Eight blocks were on offer in the Rabat-Safi Atlantic offshore area. Operators already in Morocco talk of the challenging structures and high-risk exploration work in the under-explored North African country. With fierce competition from neighboring Algeria and Libya, which have well-established exploration records, Morocco is keen to ensure it puts itself on that map.
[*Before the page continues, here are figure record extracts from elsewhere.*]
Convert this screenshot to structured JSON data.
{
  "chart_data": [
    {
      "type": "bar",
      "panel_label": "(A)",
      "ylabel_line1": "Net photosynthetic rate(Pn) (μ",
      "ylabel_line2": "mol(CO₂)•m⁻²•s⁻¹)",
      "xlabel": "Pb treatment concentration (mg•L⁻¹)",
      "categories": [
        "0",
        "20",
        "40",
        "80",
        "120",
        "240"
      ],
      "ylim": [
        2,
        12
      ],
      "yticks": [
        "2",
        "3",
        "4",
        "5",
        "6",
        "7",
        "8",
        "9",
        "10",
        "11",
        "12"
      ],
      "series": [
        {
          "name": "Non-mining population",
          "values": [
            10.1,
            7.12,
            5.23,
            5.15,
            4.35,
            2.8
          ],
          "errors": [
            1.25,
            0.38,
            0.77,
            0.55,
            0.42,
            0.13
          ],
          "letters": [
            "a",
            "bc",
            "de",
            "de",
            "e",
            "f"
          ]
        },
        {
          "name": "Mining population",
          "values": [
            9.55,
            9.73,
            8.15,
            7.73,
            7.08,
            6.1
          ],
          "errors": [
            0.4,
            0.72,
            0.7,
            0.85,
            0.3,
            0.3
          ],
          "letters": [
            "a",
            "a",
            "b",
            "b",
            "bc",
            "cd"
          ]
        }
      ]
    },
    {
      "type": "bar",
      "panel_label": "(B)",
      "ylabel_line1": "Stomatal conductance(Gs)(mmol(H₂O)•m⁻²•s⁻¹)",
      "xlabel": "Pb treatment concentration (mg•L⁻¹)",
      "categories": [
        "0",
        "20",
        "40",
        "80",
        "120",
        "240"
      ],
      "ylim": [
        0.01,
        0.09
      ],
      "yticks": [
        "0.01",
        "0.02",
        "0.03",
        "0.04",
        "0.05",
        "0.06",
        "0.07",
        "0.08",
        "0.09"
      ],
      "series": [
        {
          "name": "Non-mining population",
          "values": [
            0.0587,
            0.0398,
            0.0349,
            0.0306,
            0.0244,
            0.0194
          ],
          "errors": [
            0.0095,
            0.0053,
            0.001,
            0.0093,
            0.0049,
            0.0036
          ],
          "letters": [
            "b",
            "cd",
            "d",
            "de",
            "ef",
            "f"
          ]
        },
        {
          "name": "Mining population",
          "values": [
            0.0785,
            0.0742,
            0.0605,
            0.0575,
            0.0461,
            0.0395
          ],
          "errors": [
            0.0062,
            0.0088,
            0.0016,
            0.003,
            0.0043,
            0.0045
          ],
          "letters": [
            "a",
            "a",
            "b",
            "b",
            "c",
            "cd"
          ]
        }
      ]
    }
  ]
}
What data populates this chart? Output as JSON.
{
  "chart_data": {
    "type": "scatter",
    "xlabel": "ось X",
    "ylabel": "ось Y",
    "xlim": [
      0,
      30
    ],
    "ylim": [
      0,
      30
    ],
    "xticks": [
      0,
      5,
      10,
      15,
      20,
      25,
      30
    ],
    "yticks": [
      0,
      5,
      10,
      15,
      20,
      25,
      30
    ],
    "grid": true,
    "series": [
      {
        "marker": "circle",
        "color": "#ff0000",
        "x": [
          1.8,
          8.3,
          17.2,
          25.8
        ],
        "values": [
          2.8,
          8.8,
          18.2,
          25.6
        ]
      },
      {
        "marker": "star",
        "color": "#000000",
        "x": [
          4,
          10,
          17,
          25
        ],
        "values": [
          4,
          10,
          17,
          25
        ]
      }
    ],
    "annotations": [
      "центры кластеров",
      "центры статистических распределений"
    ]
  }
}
Its hopes were raised by a discovery last year by on the Lone Star prospect.
It has passed a hydrocarbon law offering attractive terms to existing and potential newcomers, and has managed to attract oil major Royal Dutch Shell, among other mainly independent U.S. and Canadian firms, to take up more tracts.
State share was reduced to a maximum 25 percent in exploration permits and exploitation concessions, and royalty was set at 10 percent for onshore and shallow offshore tracts with exemption for the first 300,000 tonnes of crude produced.
Rates fell to seven percent for deep offshore blocks over 200 meters in depth with an exemption for the first 500,000 tonnes produced. Gas royalty ranged between 3.5-5 per cent. Companies were also exempt from corporate tax from the date of starting production for a consecutive 10 years.
Energy Africa, operator of the Tiznit block with 31.87 percent, and working alongside Petronas, ONAREP and Taurus, has just completed 14,600 kilometers 3D seismic study and expects to spend some time interpreting the data.